Raina’s dad had gone to prison for tax evasion back in February. The entire state had talked about it, shocked that amillionaire real estate developer could sink so low. He’d sent her a letter, too, but she visited him in person instead of writing back. Though the twins felt the consequences of his actions, they were slowly letting him in again. I wouldn’t know what to do in their situation.

I rubbed her arm. “You had it much harder.”

“It still hurts you, though,” she said. “And I’d be hurt too if I were you. I’ve never even met your mom.”
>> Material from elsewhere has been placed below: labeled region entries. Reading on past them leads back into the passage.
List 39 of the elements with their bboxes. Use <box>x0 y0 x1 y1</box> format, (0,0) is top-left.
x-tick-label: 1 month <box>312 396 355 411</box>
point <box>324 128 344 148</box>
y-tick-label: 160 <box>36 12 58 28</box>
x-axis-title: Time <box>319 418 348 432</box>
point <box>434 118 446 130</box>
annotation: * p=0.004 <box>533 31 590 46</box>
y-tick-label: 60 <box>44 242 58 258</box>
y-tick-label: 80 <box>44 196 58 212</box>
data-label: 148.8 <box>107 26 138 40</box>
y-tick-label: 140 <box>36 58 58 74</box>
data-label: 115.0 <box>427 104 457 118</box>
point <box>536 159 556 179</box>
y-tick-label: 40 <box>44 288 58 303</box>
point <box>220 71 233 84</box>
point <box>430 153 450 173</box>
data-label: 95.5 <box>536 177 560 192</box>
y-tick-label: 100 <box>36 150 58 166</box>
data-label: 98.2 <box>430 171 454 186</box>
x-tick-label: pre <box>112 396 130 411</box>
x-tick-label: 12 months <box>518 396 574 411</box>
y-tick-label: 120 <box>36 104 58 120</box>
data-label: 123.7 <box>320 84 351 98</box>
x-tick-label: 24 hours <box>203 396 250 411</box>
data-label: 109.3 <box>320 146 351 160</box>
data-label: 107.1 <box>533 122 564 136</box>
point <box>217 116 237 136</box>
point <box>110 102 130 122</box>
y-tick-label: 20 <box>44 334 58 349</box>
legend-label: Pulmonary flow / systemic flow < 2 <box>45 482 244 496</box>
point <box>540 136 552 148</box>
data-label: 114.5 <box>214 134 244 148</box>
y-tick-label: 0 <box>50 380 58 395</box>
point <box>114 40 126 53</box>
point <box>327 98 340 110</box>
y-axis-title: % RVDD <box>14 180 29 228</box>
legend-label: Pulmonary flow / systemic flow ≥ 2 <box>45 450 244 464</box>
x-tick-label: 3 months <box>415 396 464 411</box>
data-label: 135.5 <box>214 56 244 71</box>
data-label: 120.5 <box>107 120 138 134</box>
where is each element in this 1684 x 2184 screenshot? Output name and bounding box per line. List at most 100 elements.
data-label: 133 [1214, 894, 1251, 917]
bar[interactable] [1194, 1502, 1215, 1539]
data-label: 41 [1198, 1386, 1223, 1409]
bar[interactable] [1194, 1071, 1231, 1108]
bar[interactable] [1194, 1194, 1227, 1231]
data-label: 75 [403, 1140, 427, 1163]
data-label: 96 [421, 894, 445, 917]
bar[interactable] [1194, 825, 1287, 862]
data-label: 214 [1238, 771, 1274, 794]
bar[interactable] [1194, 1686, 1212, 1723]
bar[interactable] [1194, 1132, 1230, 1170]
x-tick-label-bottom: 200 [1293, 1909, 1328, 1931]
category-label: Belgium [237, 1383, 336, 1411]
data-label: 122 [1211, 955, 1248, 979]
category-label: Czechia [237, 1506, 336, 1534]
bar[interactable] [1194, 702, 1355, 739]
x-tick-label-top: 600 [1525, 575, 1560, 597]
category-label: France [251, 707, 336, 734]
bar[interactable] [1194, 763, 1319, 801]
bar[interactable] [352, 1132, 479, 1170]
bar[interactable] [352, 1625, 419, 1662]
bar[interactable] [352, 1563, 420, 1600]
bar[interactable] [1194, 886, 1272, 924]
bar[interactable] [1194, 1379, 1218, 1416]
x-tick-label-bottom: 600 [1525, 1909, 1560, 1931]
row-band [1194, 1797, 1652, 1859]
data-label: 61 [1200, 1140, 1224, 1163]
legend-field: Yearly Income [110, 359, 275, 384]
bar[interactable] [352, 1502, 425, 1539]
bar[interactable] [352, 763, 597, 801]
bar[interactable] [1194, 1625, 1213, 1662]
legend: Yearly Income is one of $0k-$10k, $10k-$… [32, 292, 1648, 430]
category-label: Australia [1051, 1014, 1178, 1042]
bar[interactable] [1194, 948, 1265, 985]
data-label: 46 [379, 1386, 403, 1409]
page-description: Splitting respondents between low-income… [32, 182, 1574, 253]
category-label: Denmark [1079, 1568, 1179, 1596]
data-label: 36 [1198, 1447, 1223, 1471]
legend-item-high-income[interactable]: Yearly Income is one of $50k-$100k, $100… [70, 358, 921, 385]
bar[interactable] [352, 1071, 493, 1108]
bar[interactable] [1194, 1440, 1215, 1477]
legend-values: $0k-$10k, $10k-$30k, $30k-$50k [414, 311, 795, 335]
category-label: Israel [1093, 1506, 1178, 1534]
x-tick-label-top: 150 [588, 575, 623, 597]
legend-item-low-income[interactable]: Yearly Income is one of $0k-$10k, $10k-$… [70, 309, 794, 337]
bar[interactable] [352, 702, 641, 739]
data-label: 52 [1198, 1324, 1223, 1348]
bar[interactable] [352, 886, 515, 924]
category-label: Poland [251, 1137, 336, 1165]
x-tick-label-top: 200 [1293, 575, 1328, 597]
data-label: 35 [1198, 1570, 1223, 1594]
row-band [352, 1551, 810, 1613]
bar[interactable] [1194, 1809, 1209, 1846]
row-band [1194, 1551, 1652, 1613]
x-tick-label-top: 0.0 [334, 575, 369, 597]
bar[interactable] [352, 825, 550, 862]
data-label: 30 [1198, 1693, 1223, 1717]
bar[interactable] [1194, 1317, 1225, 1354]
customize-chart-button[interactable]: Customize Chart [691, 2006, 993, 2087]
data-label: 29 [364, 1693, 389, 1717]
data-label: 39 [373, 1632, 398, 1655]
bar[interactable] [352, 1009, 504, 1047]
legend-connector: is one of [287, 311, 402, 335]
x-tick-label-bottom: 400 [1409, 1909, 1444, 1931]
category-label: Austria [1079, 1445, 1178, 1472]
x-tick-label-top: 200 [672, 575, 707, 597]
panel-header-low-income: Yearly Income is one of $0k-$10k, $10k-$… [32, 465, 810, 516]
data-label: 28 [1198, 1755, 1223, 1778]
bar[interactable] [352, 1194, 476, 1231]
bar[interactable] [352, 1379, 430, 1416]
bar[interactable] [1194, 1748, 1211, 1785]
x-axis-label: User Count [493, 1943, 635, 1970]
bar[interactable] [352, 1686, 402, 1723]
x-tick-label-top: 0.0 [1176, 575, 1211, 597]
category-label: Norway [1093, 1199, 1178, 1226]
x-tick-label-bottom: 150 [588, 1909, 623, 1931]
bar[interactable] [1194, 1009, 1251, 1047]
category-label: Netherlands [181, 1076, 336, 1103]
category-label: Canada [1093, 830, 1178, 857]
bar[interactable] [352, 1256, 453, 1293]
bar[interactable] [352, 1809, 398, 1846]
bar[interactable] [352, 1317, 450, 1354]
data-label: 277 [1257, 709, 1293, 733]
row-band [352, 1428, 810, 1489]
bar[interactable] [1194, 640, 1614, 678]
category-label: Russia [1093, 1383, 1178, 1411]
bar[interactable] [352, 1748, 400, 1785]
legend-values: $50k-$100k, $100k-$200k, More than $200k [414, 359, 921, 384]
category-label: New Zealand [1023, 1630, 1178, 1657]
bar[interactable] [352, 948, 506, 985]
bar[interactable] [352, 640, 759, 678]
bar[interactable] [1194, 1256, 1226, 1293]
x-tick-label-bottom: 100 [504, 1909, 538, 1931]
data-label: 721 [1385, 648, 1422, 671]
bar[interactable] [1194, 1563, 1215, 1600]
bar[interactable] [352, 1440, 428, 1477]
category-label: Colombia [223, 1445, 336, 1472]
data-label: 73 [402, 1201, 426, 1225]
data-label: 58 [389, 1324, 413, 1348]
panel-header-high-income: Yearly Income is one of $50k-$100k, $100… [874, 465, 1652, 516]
“No one here has. Even my cousins don’t remember her.” I shook my head. “Even if she suddenly misses me after all this time, she’s too late.”

“Things change in weird ways,” Raina said. “Arielle and I were terrified that our mom would always be stuck in her ways, but she’s been sober for almost two months. She’s seeing the light at the end of the tunnel.”

“Well, if I ended up how she did, I’d change my ways too.”

Raina’s face pinched, and I realized I’d said the wrong thing. Gosh, had I not drunk enough coffee this morning?

“I’m sorry.” I groaned. “I shouldn’t have?—”

“It’s fine,” she said, though the ice in her eyes said otherwise.

“It’s not. You were trying to be encouraging and I ruined it.”

“It happens.”

I bit my lip, carefully thinking of what to say next. “I’ll read the letter one day. Just to kill the curiosity. Then I’ll throw it away and move on with my life.”

Raina nodded and let the conversation drop. She knew there was nothing else to say.

CHAPTER 5

Gavin

Birds chirped in the tree that stood outside of our balcony, not too far from reach. We lived at the end of the second floor, giving us a good view of nature. There was a lake below with ducks swimming in it and birds singing melodies around it.

They were more musically aligned than I was.

I didn’t often have writer’s block. In fact, I had the opposite problem. So many thoughts sprinted through my mind that I had to get them out. Sure, not everything I wrote was pure gold, but most of it was usable.

But nothing I’d written in the past twelve days was usable.

Sighing, I got up with my notebook and brought it inside.

Phoenix was in the kitchen cooking a late breakfast, the aroma of pancakes filling the room. “Happy Thursday,” he sang, his voice as cheery as his smile. Both faltered when he saw the frustrated look on my face. “Yikes, what’s wrong?”

I sighed and flopped onto the couch. “I keep writing lyrics that my four-year-old self could write better while taking a dump.”

“Every four-year-old comes up with good lyrics while taking a dump, so you might want to find a better comparison.”

I snorted. “Fair argument. We were so much more creative back then.”

“I know, right? I miss my training potty.”